Most of us know as we approach a train track or busy subway station to stop, look and listen. Have a collision with a fast moving vehicle and we lose. The fast moving vehicle is also our current culture.
“We live in a hyperactive society, where anything less than mania is considered depression.”
Ding, Ring, Buzzer, Text etc. etc. etc. Whether it’s timers, clocks, calendars or actual people — — — — — take a break. I remember the night when I knew I had to have an unlisted, unpublished phone number. It was in the 1970’s, long before the instant availability of the computer. My public circle was a volume problem, but it was my inability to set boundaries and say “no” that was hardest to deal with. My very close, intimate friends would expect that they were the one that could reach me – all 70 of them. Therein was the challenge.

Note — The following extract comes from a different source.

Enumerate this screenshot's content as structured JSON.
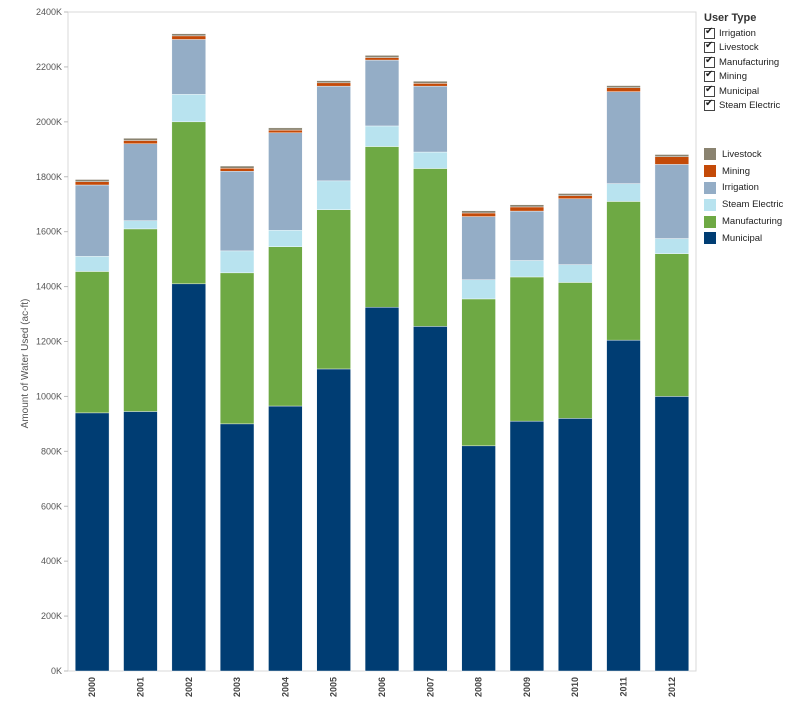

It took time and it took courage and grit, but I had the talk with everyone and shared that I needed space. That was the beginning of my unavailability, unless prearranged or by appointment. In the many years since, I still have those same boundaries on all interaction I have with friends, work and outside my family. I appreciate e-mail because of the choices it gives of when to read or respond. My life became manageable. All my closest friends (even from the 70’s) have somewhat adopted this style and we are closer than ever.
My son taught me the word “savor”. It’s become a very important word to me. When I am “on the phone” – that’s all that I do. I focus and savor. When I take a walk – that’s all that I do.I| focus and savor. When I eat, I slow down and savor each bite and swallow – I focus. When I work, I am intense and work. I savor and focus. When the day is over —— I have had time to savor, and body and soul are fulfilled.
I have learned to say “no” right away – not later. My lifestyle is full and there will never be enough of anyone to go around (me included). Picking and choosing is a part of learning the process to savor. Marie Kondo has done it with “stuff”. It can be done with digital, phone calls, requests, time and people.
Am I perfect —NO.
Do I savor most of the time — YES.
Do my friends love me? – WIN SOME, LOSE SOME.
Bottom line. They sort themselves out. I will always appreciate our times together, but it’s an evolving story. I am enjoying health, love, family and am becoming the best caregiver I know how to be.
TURN OFF (the demands) TUNE IN (to yourself & your needs).